Hospitals in the Capital Region have had to divert patients periodically over the past few weeks because of a lack of staff.

Albany County Sheriff Craig Apple announced Tuesday his office is teaming up with Troy-based UCM Digital Health to solve the issue with virtual house calls. He said the new service would be especially helpful to the hilltowns, where patients may hesitate to make the trip to a hospital in a city.

The goal is to avoid or expedite a wait at the hospital.

“This is critical timing for us because the crisis shortage in these hospitals and the diverting of ambulances. We’re running out of places to go,” Apple said.

The partnership means when someone calls 911, EMS workers still show up. Now, EMS workers will be able to connect to a doctor over their phone or tablet, if they decide it’s right for the patient.

Instead of waiting hours in the emergency room, and tying up EMS workers, patients get 24/7 access to a doctor. UCM says the average visit time is 12 minutes and 80% of people end up getting the care they need from home.

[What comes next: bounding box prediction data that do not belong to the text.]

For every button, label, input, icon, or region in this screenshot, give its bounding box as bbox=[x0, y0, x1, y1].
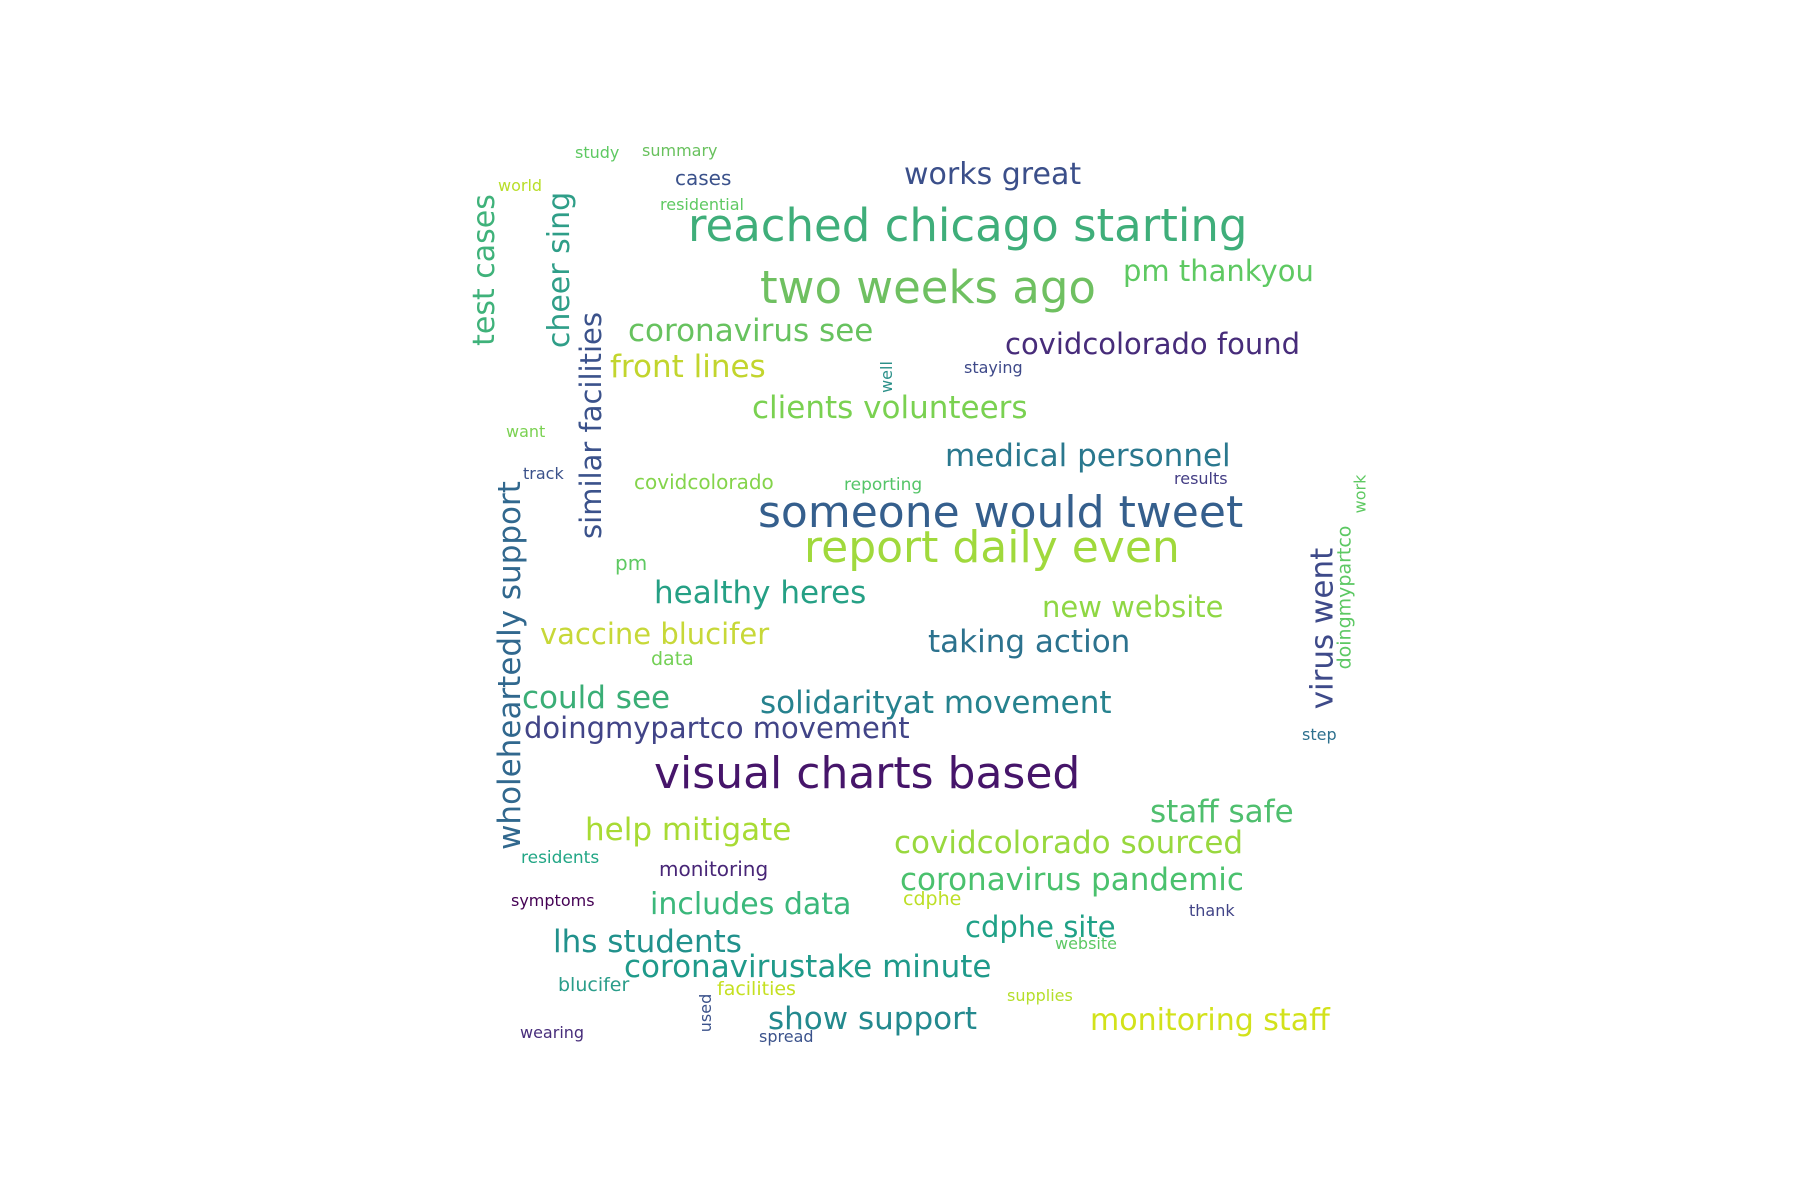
word-taking-action: taking action bbox=[928, 624, 1131, 660]
word-study: study bbox=[575, 143, 620, 162]
word-world: world bbox=[498, 176, 543, 195]
word-well: well bbox=[876, 361, 896, 393]
word-symptoms: symptoms bbox=[511, 891, 595, 910]
word-residential: residential bbox=[660, 195, 744, 214]
word-vaccine-blucifer: vaccine blucifer bbox=[540, 617, 770, 651]
word-coronavirus-pandemic: coronavirus pandemic bbox=[900, 862, 1244, 898]
word-test-cases: test cases bbox=[466, 194, 502, 346]
word-staying: staying bbox=[964, 358, 1023, 377]
word-wholeheartedly-support: wholeheartedly support bbox=[491, 480, 528, 850]
word-help-mitigate: help mitigate bbox=[585, 812, 792, 848]
word-work: work bbox=[1349, 474, 1369, 514]
word-clients-volunteers: clients volunteers bbox=[752, 390, 1028, 426]
word-cases: cases bbox=[675, 166, 732, 190]
word-healthy-heres: healthy heres bbox=[654, 575, 867, 611]
word-works-great: works great bbox=[904, 157, 1082, 192]
word-step: step bbox=[1302, 725, 1337, 744]
word-new-website: new website bbox=[1042, 590, 1224, 624]
word-two-weeks-ago: two weeks ago bbox=[760, 261, 1096, 314]
word-monitoring: monitoring bbox=[659, 857, 769, 881]
word-want: want bbox=[506, 422, 546, 441]
word-facilities: facilities bbox=[717, 978, 796, 1000]
word-monitoring-staff: monitoring staff bbox=[1090, 1003, 1330, 1038]
word-cdphe: cdphe bbox=[903, 888, 962, 910]
word-could-see: could see bbox=[522, 680, 671, 716]
word-front-lines: front lines bbox=[610, 349, 766, 385]
word-blucifer: blucifer bbox=[558, 974, 630, 996]
word-lhs-students: lhs students bbox=[553, 924, 742, 960]
word-someone-would-tweet: someone would tweet bbox=[758, 487, 1244, 538]
word-similar-facilities: similar facilities bbox=[573, 311, 608, 539]
word-staff-safe: staff safe bbox=[1150, 794, 1294, 830]
word-reporting: reporting bbox=[844, 475, 923, 495]
word-includes-data: includes data bbox=[650, 887, 852, 922]
word-report-daily-even: report daily even bbox=[804, 522, 1180, 573]
word-doingmypartco-movement: doingmypartco movement bbox=[524, 711, 910, 745]
word-used: used bbox=[696, 993, 716, 1033]
word-coronavirustake-minute: coronavirustake minute bbox=[624, 949, 992, 985]
word-medical-personnel: medical personnel bbox=[945, 438, 1231, 474]
word-reached-chicago-starting: reached chicago starting bbox=[688, 199, 1248, 252]
word-results: results bbox=[1174, 469, 1228, 488]
word-pm: pm bbox=[615, 551, 648, 575]
word-coronavirus-see: coronavirus see bbox=[628, 313, 874, 349]
word-show-support: show support bbox=[768, 1001, 977, 1037]
word-track: track bbox=[523, 464, 564, 483]
word-cdphe-site: cdphe site bbox=[965, 910, 1116, 944]
word-supplies: supplies bbox=[1007, 986, 1073, 1005]
word-residents: residents bbox=[521, 848, 600, 868]
word-website: website bbox=[1055, 934, 1117, 953]
word-summary: summary bbox=[642, 141, 718, 160]
word-thank: thank bbox=[1189, 901, 1235, 920]
word-doingmypartco-vertical: doingmypartco bbox=[1333, 525, 1356, 669]
word-cheer-sing: cheer sing bbox=[542, 191, 578, 349]
word-data: data bbox=[651, 648, 694, 670]
word-covidcolorado: covidcolorado bbox=[634, 470, 774, 494]
word-spread: spread bbox=[759, 1027, 814, 1046]
word-solidarityat-movement: solidarityat movement bbox=[760, 685, 1112, 721]
word-visual-charts-based: visual charts based bbox=[654, 748, 1081, 799]
word-covidcolorado-sourced: covidcolorado sourced bbox=[894, 825, 1244, 861]
word-pm-thankyou: pm thankyou bbox=[1123, 254, 1314, 288]
word-wearing: wearing bbox=[520, 1023, 585, 1042]
word-covidcolorado-found: covidcolorado found bbox=[1005, 327, 1300, 361]
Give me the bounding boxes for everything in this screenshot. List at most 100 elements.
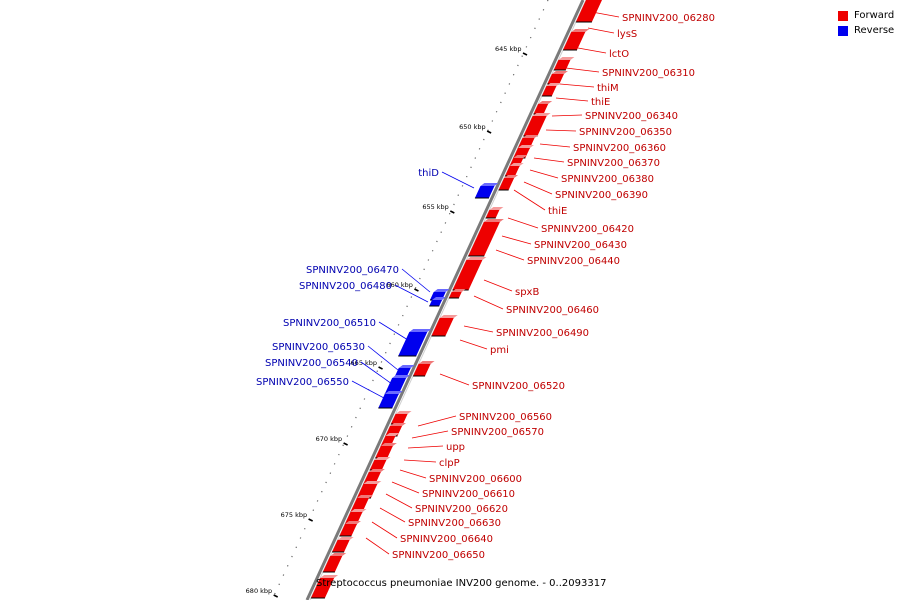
reverse-leader-line bbox=[394, 284, 429, 303]
reverse-gene-block bbox=[474, 183, 499, 199]
forward-gene-label: SPNINV200_06570 bbox=[451, 427, 544, 438]
tick-label: 680 kbp bbox=[246, 587, 273, 595]
forward-gene-label: thiE bbox=[591, 97, 610, 108]
genome-caption: Streptococcus pneumoniae INV200 genome. … bbox=[316, 578, 607, 589]
forward-gene-label: SPNINV200_06600 bbox=[429, 474, 522, 485]
forward-leader-line bbox=[473, 295, 504, 310]
forward-gene-block bbox=[413, 361, 435, 377]
forward-gene-label: SPNINV200_06630 bbox=[408, 518, 501, 529]
forward-gene-block bbox=[322, 553, 347, 573]
forward-gene-block bbox=[533, 101, 553, 115]
forward-gene-block bbox=[553, 57, 575, 71]
forward-gene-label: SPNINV200_06340 bbox=[585, 111, 678, 122]
forward-gene-label: spxB bbox=[515, 287, 539, 298]
reverse-gene-label: SPNINV200_06530 bbox=[272, 342, 365, 353]
tick-mark bbox=[414, 288, 419, 292]
legend: Forward Reverse bbox=[838, 8, 900, 38]
reverse-leader-line bbox=[360, 361, 393, 385]
forward-gene-label: pmi bbox=[490, 345, 509, 356]
reverse-gene-label: SPNINV200_06470 bbox=[306, 265, 399, 276]
forward-leader-line bbox=[439, 373, 470, 386]
forward-gene-label: SPNINV200_06370 bbox=[567, 158, 660, 169]
forward-swatch bbox=[838, 10, 848, 21]
forward-leader-line bbox=[411, 430, 449, 439]
genome-backbone-shadow bbox=[309, 0, 587, 600]
forward-leader-line bbox=[533, 157, 565, 163]
forward-gene-label: SPNINV200_06280 bbox=[622, 13, 715, 24]
forward-gene-label: clpP bbox=[439, 458, 460, 469]
genome-backbone bbox=[305, 0, 585, 600]
forward-gene-label: SPNINV200_06640 bbox=[400, 534, 493, 545]
tick-label: 655 kbp bbox=[422, 203, 449, 211]
reverse-gene-block bbox=[398, 329, 432, 357]
forward-leader-line bbox=[459, 339, 488, 350]
forward-gene-label: thiE bbox=[548, 206, 567, 217]
tick-label: 650 kbp bbox=[459, 123, 486, 131]
forward-gene-block bbox=[339, 521, 361, 537]
reverse-gene-block bbox=[429, 297, 446, 307]
legend-reverse-label: Reverse bbox=[854, 25, 895, 36]
forward-leader-line bbox=[507, 217, 539, 229]
reverse-leader-line bbox=[441, 171, 475, 189]
forward-leader-line bbox=[483, 279, 513, 292]
forward-leader-line bbox=[385, 493, 413, 509]
forward-leader-line bbox=[391, 481, 420, 494]
forward-leader-line bbox=[463, 325, 494, 333]
forward-gene-block bbox=[468, 219, 504, 257]
reverse-leader-line bbox=[367, 345, 399, 371]
forward-gene-block bbox=[563, 29, 590, 51]
forward-leader-line bbox=[501, 235, 532, 245]
forward-leader-line bbox=[513, 189, 546, 211]
tick-mark bbox=[486, 130, 492, 134]
forward-gene-label: SPNINV200_06520 bbox=[472, 381, 565, 392]
forward-leader-line bbox=[545, 129, 577, 132]
tick-label: 675 kbp bbox=[281, 511, 308, 519]
reverse-leader-line bbox=[351, 380, 385, 399]
tick-label: 660 kbp bbox=[386, 281, 413, 289]
forward-leader-line bbox=[365, 537, 390, 555]
forward-leader-line bbox=[565, 67, 600, 73]
forward-leader-line bbox=[407, 445, 444, 449]
forward-gene-label: SPNINV200_06610 bbox=[422, 489, 515, 500]
forward-gene-label: SPNINV200_06380 bbox=[561, 174, 654, 185]
forward-gene-label: lctO bbox=[609, 49, 629, 60]
reverse-gene-label: thiD bbox=[418, 168, 439, 179]
forward-leader-line bbox=[403, 459, 437, 463]
forward-gene-block bbox=[310, 575, 339, 599]
forward-gene-block bbox=[485, 207, 504, 219]
legend-forward: Forward bbox=[838, 8, 900, 23]
forward-gene-block bbox=[575, 0, 602, 23]
reverse-leader-line bbox=[378, 321, 409, 341]
forward-leader-line bbox=[577, 47, 607, 54]
forward-gene-label: SPNINV200_06360 bbox=[573, 143, 666, 154]
forward-gene-label: lysS bbox=[617, 29, 637, 40]
tick-label: 670 kbp bbox=[316, 435, 343, 443]
forward-gene-label: SPNINV200_06350 bbox=[579, 127, 672, 138]
tick-mark bbox=[378, 366, 383, 370]
reverse-gene-label: SPNINV200_06480 bbox=[299, 281, 392, 292]
forward-gene-block bbox=[541, 83, 561, 97]
forward-gene-label: SPNINV200_06440 bbox=[527, 256, 620, 267]
forward-gene-label: upp bbox=[446, 442, 465, 453]
reverse-swatch bbox=[838, 25, 848, 36]
forward-leader-line bbox=[539, 143, 571, 148]
forward-leader-line bbox=[591, 11, 620, 18]
reverse-gene-label: SPNINV200_06510 bbox=[283, 318, 376, 329]
legend-reverse: Reverse bbox=[838, 23, 900, 38]
forward-gene-label: SPNINV200_06460 bbox=[506, 305, 599, 316]
forward-leader-line bbox=[587, 27, 615, 34]
forward-leader-line bbox=[379, 507, 406, 523]
tick-label: 665 kbp bbox=[351, 359, 378, 367]
forward-gene-block bbox=[523, 113, 551, 137]
reverse-gene-label: SPNINV200_06550 bbox=[256, 377, 349, 388]
legend-forward-label: Forward bbox=[854, 10, 895, 21]
forward-gene-block bbox=[505, 163, 524, 177]
forward-leader-line bbox=[523, 181, 553, 195]
forward-gene-label: SPNINV200_06390 bbox=[555, 190, 648, 201]
forward-leader-line bbox=[495, 249, 525, 261]
forward-gene-block bbox=[498, 175, 519, 191]
reverse-gene-label: SPNINV200_06540 bbox=[265, 358, 358, 369]
reverse-leader-line bbox=[401, 268, 431, 293]
forward-gene-label: thiM bbox=[597, 83, 619, 94]
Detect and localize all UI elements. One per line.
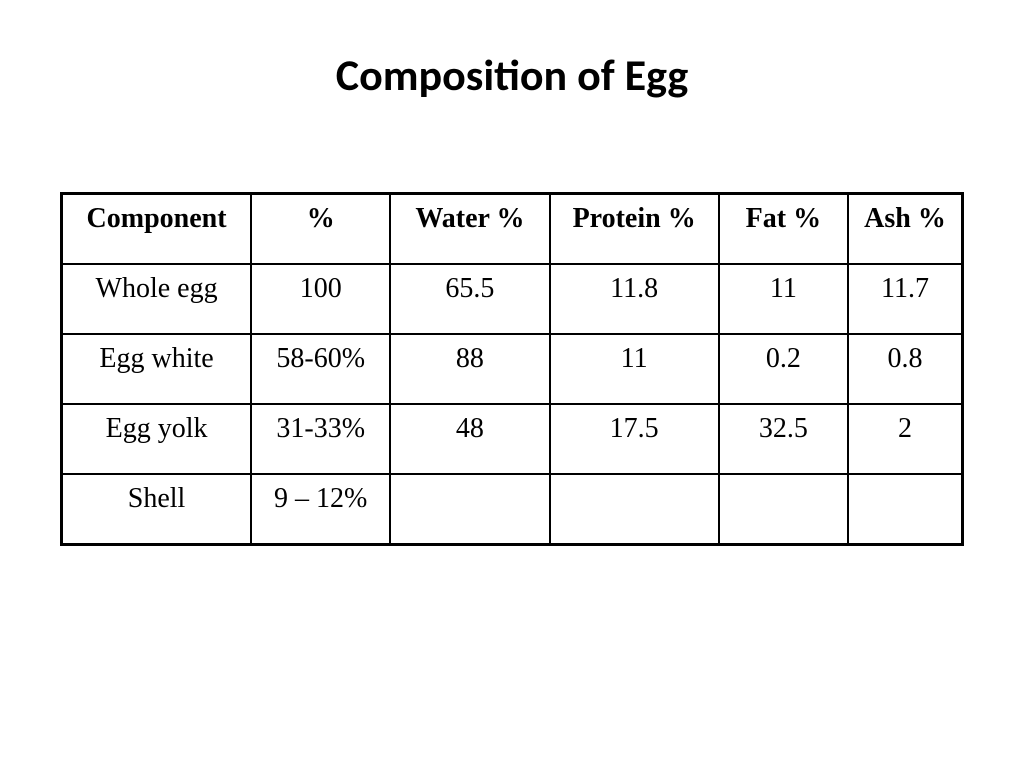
table-row: Whole egg 100 65.5 11.8 11 11.7 <box>62 264 963 334</box>
cell-component: Egg white <box>62 334 252 404</box>
col-header-component: Component <box>62 194 252 265</box>
cell-fat: 11 <box>719 264 848 334</box>
col-header-ash: Ash % <box>848 194 962 265</box>
cell-component: Shell <box>62 474 252 545</box>
cell-water: 48 <box>390 404 549 474</box>
cell-protein: 17.5 <box>550 404 719 474</box>
col-header-protein: Protein % <box>550 194 719 265</box>
cell-ash <box>848 474 962 545</box>
table-row: Egg white 58-60% 88 11 0.2 0.8 <box>62 334 963 404</box>
cell-percent: 58-60% <box>251 334 390 404</box>
cell-protein: 11.8 <box>550 264 719 334</box>
cell-ash: 2 <box>848 404 962 474</box>
page-title: Composition of Egg <box>60 48 964 102</box>
cell-water: 65.5 <box>390 264 549 334</box>
cell-percent: 9 – 12% <box>251 474 390 545</box>
cell-fat: 32.5 <box>719 404 848 474</box>
cell-water <box>390 474 549 545</box>
cell-ash: 0.8 <box>848 334 962 404</box>
table-container: Component % Water % Protein % Fat % Ash … <box>60 192 964 546</box>
cell-water: 88 <box>390 334 549 404</box>
cell-component: Egg yolk <box>62 404 252 474</box>
cell-percent: 31-33% <box>251 404 390 474</box>
cell-fat: 0.2 <box>719 334 848 404</box>
cell-component: Whole egg <box>62 264 252 334</box>
table-header-row: Component % Water % Protein % Fat % Ash … <box>62 194 963 265</box>
table-row: Egg yolk 31-33% 48 17.5 32.5 2 <box>62 404 963 474</box>
col-header-fat: Fat % <box>719 194 848 265</box>
table-row: Shell 9 – 12% <box>62 474 963 545</box>
cell-protein <box>550 474 719 545</box>
cell-percent: 100 <box>251 264 390 334</box>
cell-ash: 11.7 <box>848 264 962 334</box>
cell-fat <box>719 474 848 545</box>
col-header-percent: % <box>251 194 390 265</box>
composition-table: Component % Water % Protein % Fat % Ash … <box>60 192 964 546</box>
col-header-water: Water % <box>390 194 549 265</box>
cell-protein: 11 <box>550 334 719 404</box>
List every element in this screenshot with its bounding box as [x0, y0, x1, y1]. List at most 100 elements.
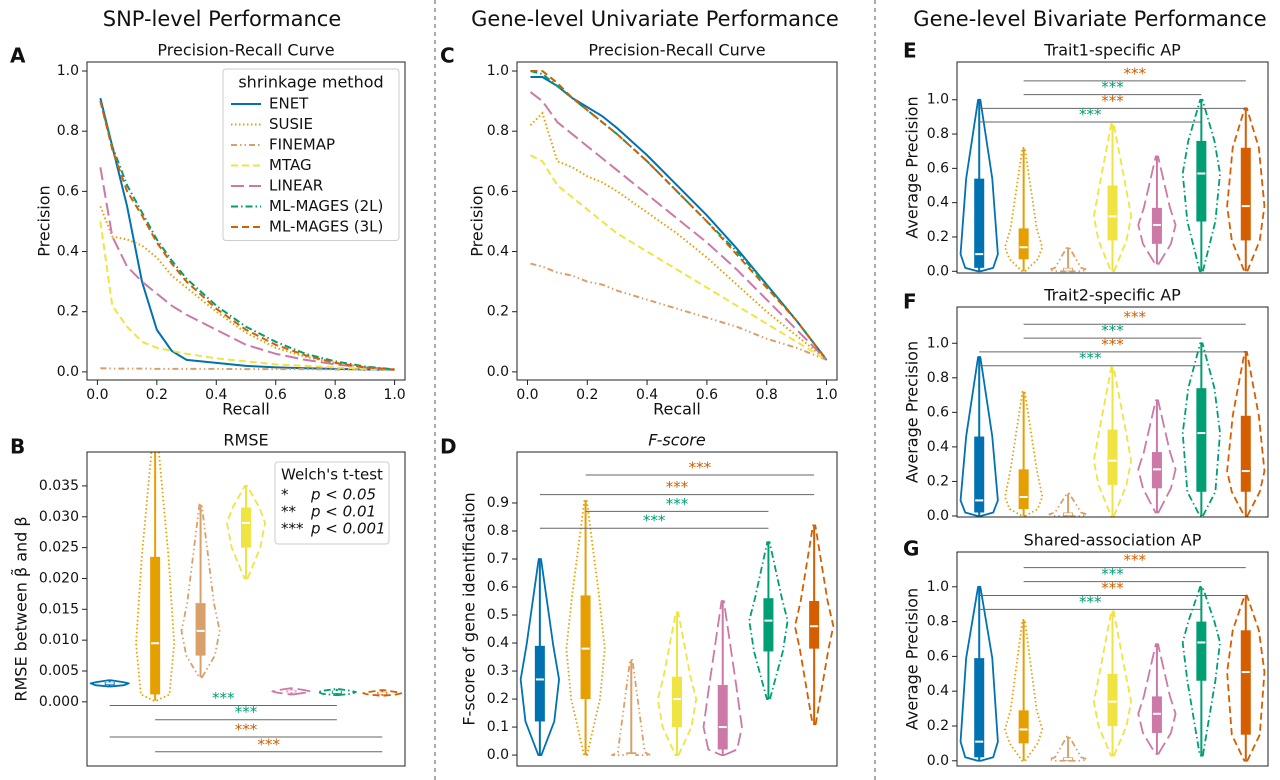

UCM makes a treatment plan with the patient and can prescribe medication or simple treatments, then follow up with them and their doctors after the fact.

“And that’s why I think in this case, telemedicine is the perfect answer and the perfect solution to limiting some of the people that go down and inundate and overuse the emergency rooms,” Apple said. “Now they’ll be able to put a doctor right in front of their face.”

The sheriff says county partnership is at no cost to taxpayers. UCM takes insurance and if a patient doesn’t have insurance, they will work with them.